Spirited kids will push, pull, and negotiate— seeking weakness in rules. Articulate the rules in your home and consistently enforce them.

..Playful expression..

Create space each day for your child to engage in unstructured activities. Through play he can decompress, engage his imagination, and process feelings.

..Tap positive media..

Read books, watch movies and TV shows, and attend live performances together that feature children who may be dramatic in nature—but who don’t act like divas. Check out Olivia by Ian Falconer, a popular young children’s book series about a pig with a penchant for drama. Bahar recommends Disney films that “encourage the innocence of life” such as Miracle on 34th Street, E.T., and Fantasia.

..Teach resilience..

Acknowledge your child’s feelings, but avoid over-reacting. Listen, empathize, and ask your child how she could solve the problem. If there’s no real solution, rather than feeding the drama by over-sympathizing with your child, calmly respond “Oh well. That happens sometimes.”

..Soothing time alone..

A calendar crammed with too many activities and play dates can set any child up for meltdowns. Set aside 30 minutes or more of quiet time during the day for reading, playing alone, or engaging in a creative endeavor. If your child has trouble starting off on a project on his own, put together an “Imagination Bucket” filled with art supplies, textured materials like play-dough, pipe cleaners, puffy stickers, or ribbons.

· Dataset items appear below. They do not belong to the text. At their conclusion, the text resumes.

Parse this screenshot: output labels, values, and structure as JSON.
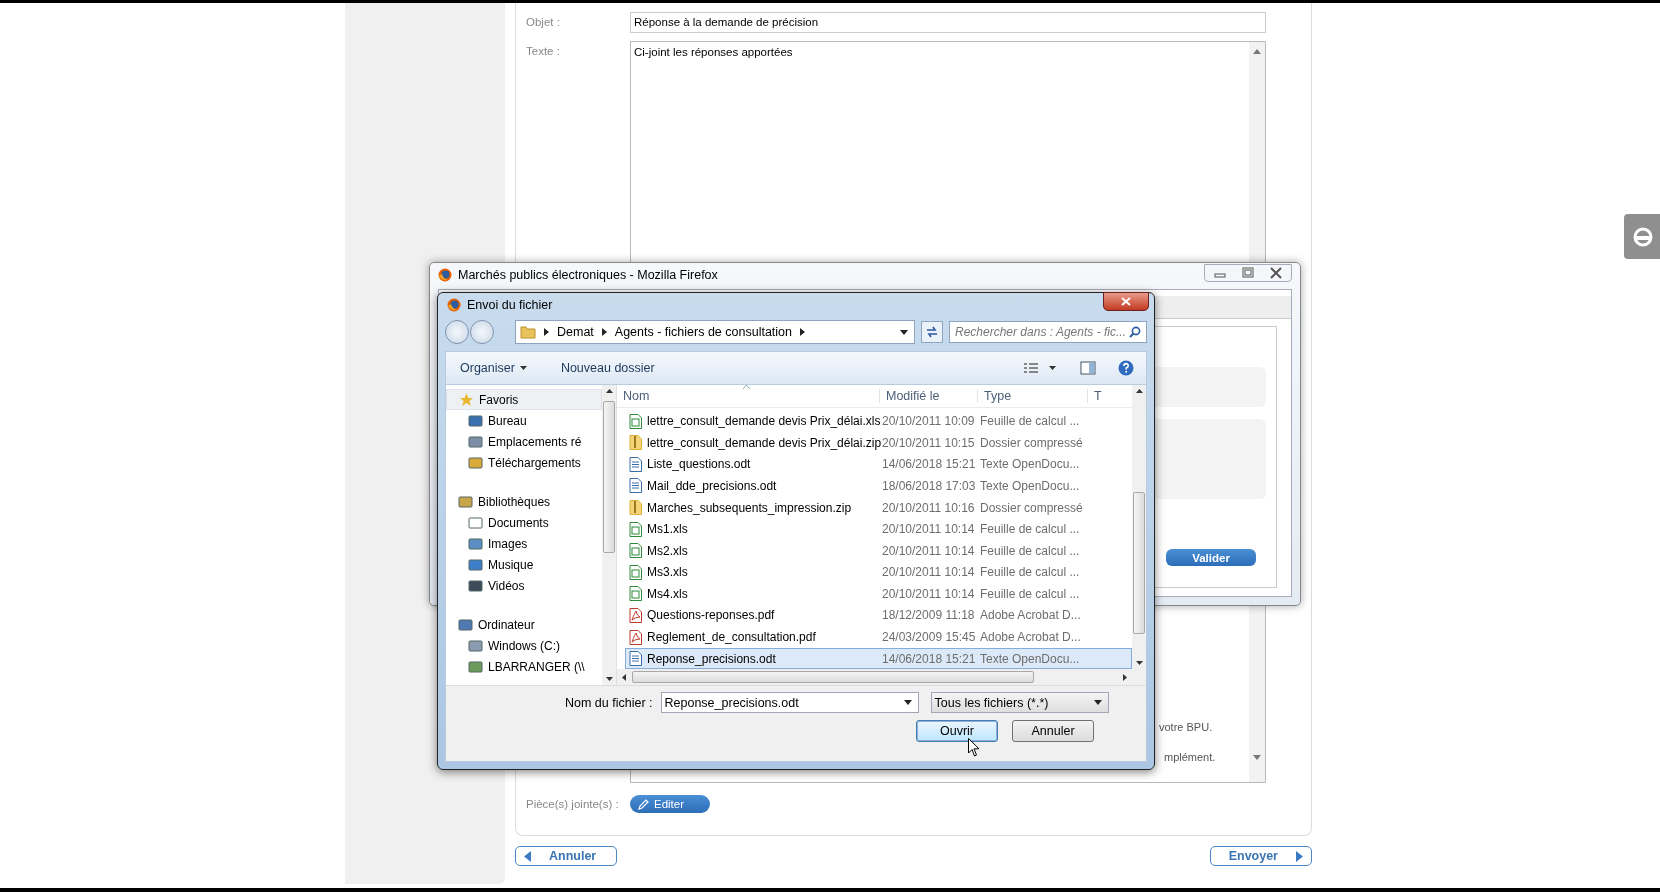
{
  "form": {
    "subject": {
      "label": "Objet :",
      "value": "Réponse à la demande de précision"
    },
    "body": {
      "label": "Texte :",
      "value": "Ci-joint les réponses apportées",
      "fragments": [
        "votre BPU.",
        "mplément."
      ]
    },
    "attachments": {
      "label": "Pièce(s) jointe(s) :",
      "button": "Editer"
    },
    "buttons": [
      {
        "label": "Annuler",
        "kind": "back"
      },
      {
        "label": "Envoyer",
        "kind": "next"
      }
    ]
  },
  "browser_window": {
    "title": "Marchés publics électroniques - Mozilla Firefox",
    "button": "Valider"
  },
  "file_dialog": {
    "title": "Envoi du fichier",
    "breadcrumb": [
      "Demat",
      "Agents - fichiers de consultation"
    ],
    "search": {
      "placeholder": "Rechercher dans : Agents - fic..."
    },
    "toolbar": [
      "Organiser",
      "Nouveau dossier"
    ],
    "sidebar": [
      {
        "label": "Favoris",
        "kind": "star",
        "selected": true,
        "children": [
          {
            "label": "Bureau",
            "kind": "desktop",
            "selected": false
          },
          {
            "label": "Emplacements ré",
            "kind": "places",
            "selected": false
          },
          {
            "label": "Téléchargements",
            "kind": "download",
            "selected": false
          }
        ]
      },
      {
        "label": "Bibliothèques",
        "kind": "library",
        "selected": false,
        "children": [
          {
            "label": "Documents",
            "kind": "doc",
            "selected": false
          },
          {
            "label": "Images",
            "kind": "image",
            "selected": false
          },
          {
            "label": "Musique",
            "kind": "music",
            "selected": false
          },
          {
            "label": "Vidéos",
            "kind": "video",
            "selected": false
          }
        ]
      },
      {
        "label": "Ordinateur",
        "kind": "computer",
        "selected": false,
        "children": [
          {
            "label": "Windows (C:)",
            "kind": "drive",
            "selected": false
          },
          {
            "label": "LBARRANGER (\\\\",
            "kind": "network",
            "selected": false
          }
        ]
      }
    ],
    "columns": [
      "Nom",
      "Modifié le",
      "Type",
      "T"
    ],
    "rows": [
      {
        "name": "lettre_consult_demande devis Prix_délai.xls",
        "modified": "20/10/2011 10:09",
        "type": "Feuille de calcul ...",
        "kind": "xls",
        "selected": false
      },
      {
        "name": "lettre_consult_demande devis Prix_délai.zip",
        "modified": "20/10/2011 10:15",
        "type": "Dossier compressé",
        "kind": "zip",
        "selected": false
      },
      {
        "name": "Liste_questions.odt",
        "modified": "14/06/2018 15:21",
        "type": "Texte OpenDocu...",
        "kind": "odt",
        "selected": false
      },
      {
        "name": "Mail_dde_precisions.odt",
        "modified": "18/06/2018 17:03",
        "type": "Texte OpenDocu...",
        "kind": "odt",
        "selected": false
      },
      {
        "name": "Marches_subsequents_impression.zip",
        "modified": "20/10/2011 10:16",
        "type": "Dossier compressé",
        "kind": "zip",
        "selected": false
      },
      {
        "name": "Ms1.xls",
        "modified": "20/10/2011 10:14",
        "type": "Feuille de calcul ...",
        "kind": "xls",
        "selected": false
      },
      {
        "name": "Ms2.xls",
        "modified": "20/10/2011 10:14",
        "type": "Feuille de calcul ...",
        "kind": "xls",
        "selected": false
      },
      {
        "name": "Ms3.xls",
        "modified": "20/10/2011 10:14",
        "type": "Feuille de calcul ...",
        "kind": "xls",
        "selected": false
      },
      {
        "name": "Ms4.xls",
        "modified": "20/10/2011 10:14",
        "type": "Feuille de calcul ...",
        "kind": "xls",
        "selected": false
      },
      {
        "name": "Questions-reponses.pdf",
        "modified": "18/12/2009 11:18",
        "type": "Adobe Acrobat D...",
        "kind": "pdf",
        "selected": false
      },
      {
        "name": "Reglement_de_consultation.pdf",
        "modified": "24/03/2009 15:45",
        "type": "Adobe Acrobat D...",
        "kind": "pdf",
        "selected": false
      },
      {
        "name": "Reponse_precisions.odt",
        "modified": "14/06/2018 15:21",
        "type": "Texte OpenDocu...",
        "kind": "odt",
        "selected": true
      }
    ],
    "filename": {
      "label": "Nom du fichier :",
      "value": "Reponse_precisions.odt"
    },
    "filter": "Tous les fichiers (*.*)",
    "buttons": [
      {
        "label": "Ouvrir",
        "kind": "default"
      },
      {
        "label": "Annuler",
        "kind": "normal"
      }
    ]
  }
}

..Note outside influences..

Does your child seem especially moody and negative after being around a particular group of kids? Encourage your child to seek positive, upbeat friends who inspire self-confidence. In turn, guide your child toward being a caring friend to others.

..Manage your drama..

Exemplify calming, positive ways to manage your moods by counting aloud, employing deep-breathing techniques, or stepping away from an emotional situation by taking a short time-out. “If the family dynamic is dramatic and volatile, the child—even as a baby—can absorb this as their norm of behaving,” says Lisa Bahar, a licensed family therapist and clinical counselor. “This generally comes with issues’ not being resolved, arguments that escalate to yelling, and difficulty in maintaining emotions.”

..Accept your child’s individuality..

Understand that children may just need to process their feelings in an intense way. “Keep tissues on hand and don’t shame them for using them,” says one mom of a dramatic10-year-old. “Don’t let other people shame them either. Accept more frequent tears as part of who they are, and crying won’t become problematic. My daughter always feels better after she cries. She processes her feelings faster than anyone I know!”